Bafici 2021 – Diario de festival: Los plebes/Cosas que no hacemos

Por Gabriel Santiago Suede

Pandemia de por medio, los festivales se vieron obligados a la reformulación urgente. En alguna medida, nos guste o no, esto derivó en una práctica democratizadora para quienes no contamos con los beneficios de vivir en grandes centros urbanos, ni nos podemos desplazar (incluso sin pandemia de por medio) o simplemente no contamos con los injustos privilegios que gozan algunos medios respecto de otros. En este último sentido, en muchos casos inclusive, sustentando el estado nacional el traslado de los periodistas (Cannes, San Sebastián, Venecia, Berlín y otros festivales siendo visitados por periodistas argentinos subvencionados por INCAA, no se me ocurre una cosa más delirante y a su vez condicionante para la cobertura de películas argentinas…o por qué será que las películas nacionales estrenadas en esos marcos tienen TAN BUENA recepción en algunos medios?). Pero volvamos a la democratización: pandemia, reformulación de los cines, cambio en las sedes descentralizando la experiencia del Bafici de los complejos multisalas, pero también accesibilidad online y entradas gratuitas. El Bafici 2021 nos trajo todas esas novedades. Eso lo convierte en un festival mejor? No lo sé. Pero de seguro es un festival más accesible y democrático que otros anteriores y otros festivales locales, eso no lo duden.
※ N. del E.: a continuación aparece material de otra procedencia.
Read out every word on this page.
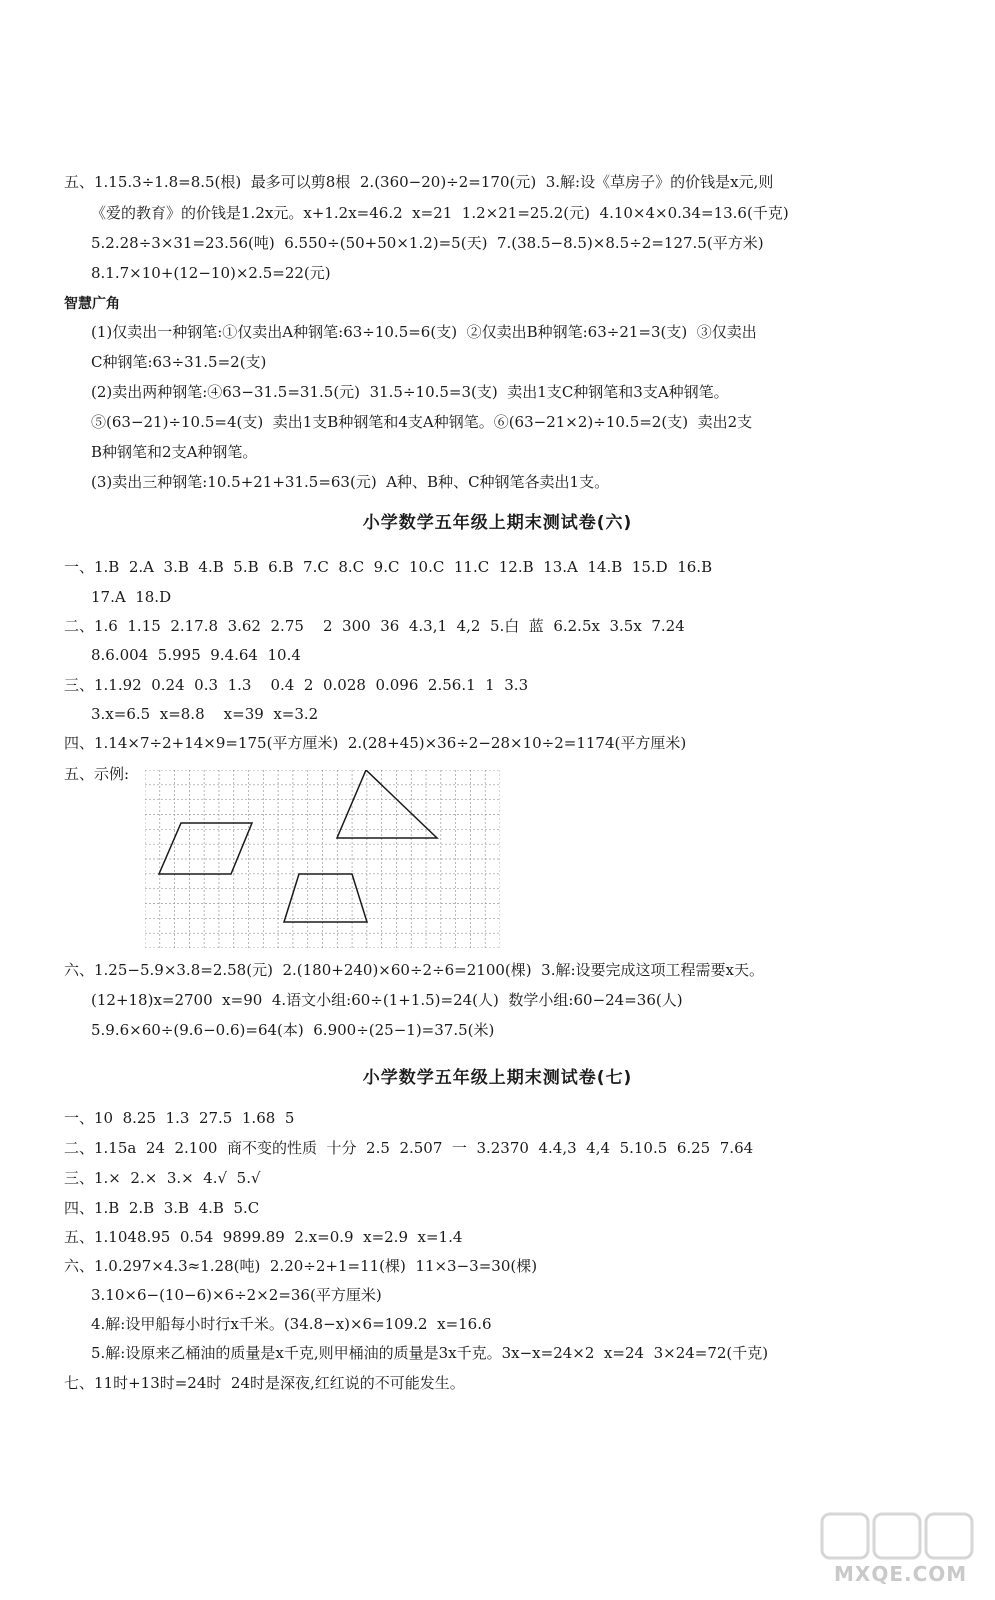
五、1.15.3÷1.8=8.5(根)  最多可以剪8根  2.(360−20)÷2=170(元)  3.解:设《草房子》的价钱是x元,则
《爱的教育》的价钱是1.2x元。x+1.2x=46.2  x=21  1.2×21=25.2(元)  4.10×4×0.34=13.6(千克)
5.2.28÷3×31=23.56(吨)  6.550÷(50+50×1.2)=5(天)  7.(38.5−8.5)×8.5÷2=127.5(平方米)
8.1.7×10+(12−10)×2.5=22(元)
智慧广角
(1)仅卖出一种钢笔:①仅卖出A种钢笔:63÷10.5=6(支)  ②仅卖出B种钢笔:63÷21=3(支)  ③仅卖出
C种钢笔:63÷31.5=2(支)
(2)卖出两种钢笔:④63−31.5=31.5(元)  31.5÷10.5=3(支)  卖出1支C种钢笔和3支A种钢笔。
⑤(63−21)÷10.5=4(支)  卖出1支B种钢笔和4支A种钢笔。⑥(63−21×2)÷10.5=2(支)  卖出2支
B种钢笔和2支A种钢笔。
(3)卖出三种钢笔:10.5+21+31.5=63(元)  A种、B种、C种钢笔各卖出1支。
小学数学五年级上期末测试卷(六)
一、1.B  2.A  3.B  4.B  5.B  6.B  7.C  8.C  9.C  10.C  11.C  12.B  13.A  14.B  15.D  16.B
17.A  18.D
二、1.6  1.15  2.17.8  3.62  2.75    2  300  36  4.3,1  4,2  5.白  蓝  6.2.5x  3.5x  7.24
8.6.004  5.995  9.4.64  10.4
三、1.1.92  0.24  0.3  1.3    0.4  2  0.028  0.096  2.56.1  1  3.3
3.x=6.5  x=8.8    x=39  x=3.2
四、1.14×7÷2+14×9=175(平方厘米)  2.(28+45)×36÷2−28×10÷2=1174(平方厘米)
五、示例:
六、1.25−5.9×3.8=2.58(元)  2.(180+240)×60÷2÷6=2100(棵)  3.解:设要完成这项工程需要x天。
(12+18)x=2700  x=90  4.语文小组:60÷(1+1.5)=24(人)  数学小组:60−24=36(人)
5.9.6×60÷(9.6−0.6)=64(本)  6.900÷(25−1)=37.5(米)
小学数学五年级上期末测试卷(七)
一、10  8.25  1.3  27.5  1.68  5
二、1.15a  24  2.100  商不变的性质  十分  2.5  2.507  一  3.2370  4.4,3  4,4  5.10.5  6.25  7.64
三、1.×  2.×  3.×  4.√  5.√
四、1.B  2.B  3.B  4.B  5.C
五、1.1048.95  0.54  9899.89  2.x=0.9  x=2.9  x=1.4
六、1.0.297×4.3≈1.28(吨)  2.20÷2+1=11(棵)  11×3−3=30(棵)
3.10×6−(10−6)×6÷2×2=36(平方厘米)
4.解:设甲船每小时行x千米。(34.8−x)×6=109.2  x=16.6
5.解:设原来乙桶油的质量是x千克,则甲桶油的质量是3x千克。3x−x=24×2  x=24  3×24=72(千克)
七、11时+13时=24时  24时是深夜,红红说的不可能发生。
MXQE.COM
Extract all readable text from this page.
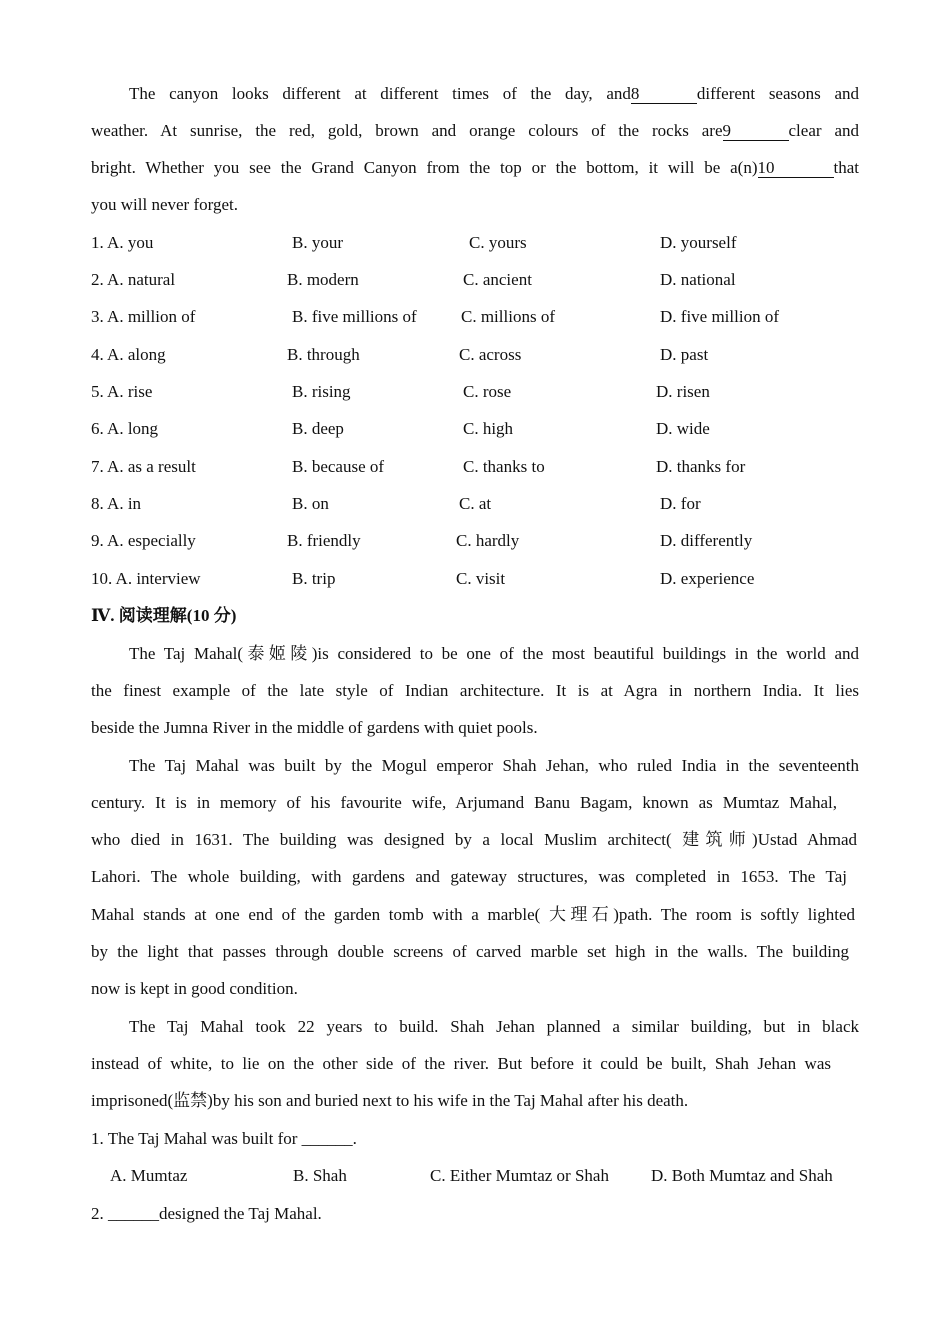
The canyon looks different at different times of the day, and8	different seasons and
weather. At sunrise, the red, gold, brown and orange colours of the rocks are9	clear and
bright. Whether you see the Grand Canyon from the top or the bottom, it will be a(n)10	that
you will never forget.
1. A. you	B. your	C. yours	D. yourself
2. A. natural	B. modern	C. ancient	D. national
3. A. million of	B. five millions of	C. millions of	D. five million of
4. A. along	B. through	C. across	D. past
5. A. rise	B. rising	C. rose	D. risen
6. A. long	B. deep	C. high	D. wide
7. A. as a result	B. because of	C. thanks to	D. thanks for
8. A. in	B. on	C. at	D. for
9. A. especially	B. friendly	C. hardly	D. differently
10. A. interview	B. trip	C. visit	D. experience
Ⅳ. 阅读理解(10 分)
The Taj Mahal(泰姬陵)is considered to be one of the most beautiful buildings in the world and
the finest example of the late style of Indian architecture. It is at Agra in northern India. It lies
beside the Jumna River in the middle of gardens with quiet pools.
The Taj Mahal was built by the Mogul emperor Shah Jehan, who ruled India in the seventeenth
century. It is in memory of his favourite wife, Arjumand Banu Bagam, known as Mumtaz Mahal,
who died in 1631. The building was designed by a local Muslim architect( 建筑师)Ustad Ahmad
Lahori. The whole building, with gardens and gateway structures, was completed in 1653. The Taj
Mahal stands at one end of the garden tomb with a marble( 大理石)path. The room is softly lighted
by the light that passes through double screens of carved marble set high in the walls. The building
now is kept in good condition.
The Taj Mahal took 22 years to build. Shah Jehan planned a similar building, but in black
instead of white, to lie on the other side of the river. But before it could be built, Shah Jehan was
imprisoned(监禁)by his son and buried next to his wife in the Taj Mahal after his death.
1. The Taj Mahal was built for ______.
A. Mumtaz	B. Shah	C. Either Mumtaz or Shah D. Both Mumtaz and Shah
2. ______designed the Taj Mahal.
Vayamos a las películas, entonces. Mi primer abordaje fue lo suficientemente tentador como para descubrir un mundo entero. Casualmente las tres películas tienen a México como centro neurálgico. Los plebes fue el resultado de la primer incursión. Lo que narra la película es producto de un extrañamiento que, en alguna medida, naturalizamos. Dotada de una valentía sin límites, la película de Giralt Brun y Massu se adentra en el mismísimo infierno de los sicarios del cartel de Sinaloa. Pero la curiosidad es que no lo hace desde el perfil de denuncia. Ni desde el sensacionalismo acaso esperable. La estrategia es supresiva: el mundo criminal, el de los asesinatos, ajustes de cuentas y otros queda prácticamente fuera de campo. Lo que pervive es otra cosa: la vida cotidiana (donde las armas son casi un mueble más en los hogares precarios), los amores, las mascotas, las fiestas, los amigos, el tiempo libre y la diversión…mientras el resto se sospecha por lo que se entrevera en el discurso. Al mismo tiempo los directores saben que no pueden ni deben mostrar esos rostros. Por eso lo que opera es una estrategia similar a la usada por Avi Morigabi en su documental Z32: la deformación completa del rostro escondido detrás de una máscara. Esa decisión (además de estratégica, vital: nadie quiere andar revelando la cara de un asesino a sueldo con las correspondientes consecuencias sobre la vida de uno) aporta un nivel adicional de extrañamiento, que como bien indica el catálogo de Bafici, le proporciona al asunto un tono lyncheano, en donde todo el aspecto criminal queda en un segundo plano, justamente porque la película apuesta a la inversión tópica. El resultado, si bien no es fascinante -ya que la película está atravesada por diversos vacíos que no llena convincentemente- es más que suficiente como para mantenernos alertas e interesados hasta el final, que sin dudas construye el punto más alto de perturbación.

En Cosas que no hacemos el tono es distinto. La aproximación se realiza frente a un mundo de niños, registrado con ternura, distancia y respeto. En ese mundo, apropiado con las estretagias del documental y la ficción, vive Ñoño, una suerte de Peter Pan de 16 años en una isla-Nunca jamás. Con muy pocas herramientas, sin construir un discurso de barricada, apelando a las mejores armas del documental y la ficción, la película convoca a un verosimil posible sobre el cual nos podamos asentar. Y a partir del mismo direcciona un punto de salida gracias al cuento moral que narra, que quizás, como pocas veces en la agenda presente de la demagogia con las disidencias, no se siente forzada, sino que emerge del mismo material. Por eso Cosas que no hacemos no solo es buena, sino que fundamentalmente es noble, cargada de una ética infrecuente. Pero también estamos ante un coming of age previsible e imprevisible al mismo tiempo, ya que todo nos prepara para ese final y al mismo tiempo nos soprendemos. En el medio el registro elegido para dar cuenta de ese microclima -casi sin adultos a la vista- es elegante, elíptico. La película es un verdadero festival de paneos, de recorridos flotantes, de rostros que dejan entrever un fuera de campo amenazante o expectante. Las herramientas que la película usa no son las convencionales para lo que esperábamos (un documental sobre un pequeño espacio aislado del orbe). Por eso nunca naturalizamos su mirada: todo el tiempo nos recuerda que la vida es un terreno a descubirse. El plano final resalta ese descubrimiento y lo vuelve emocionante.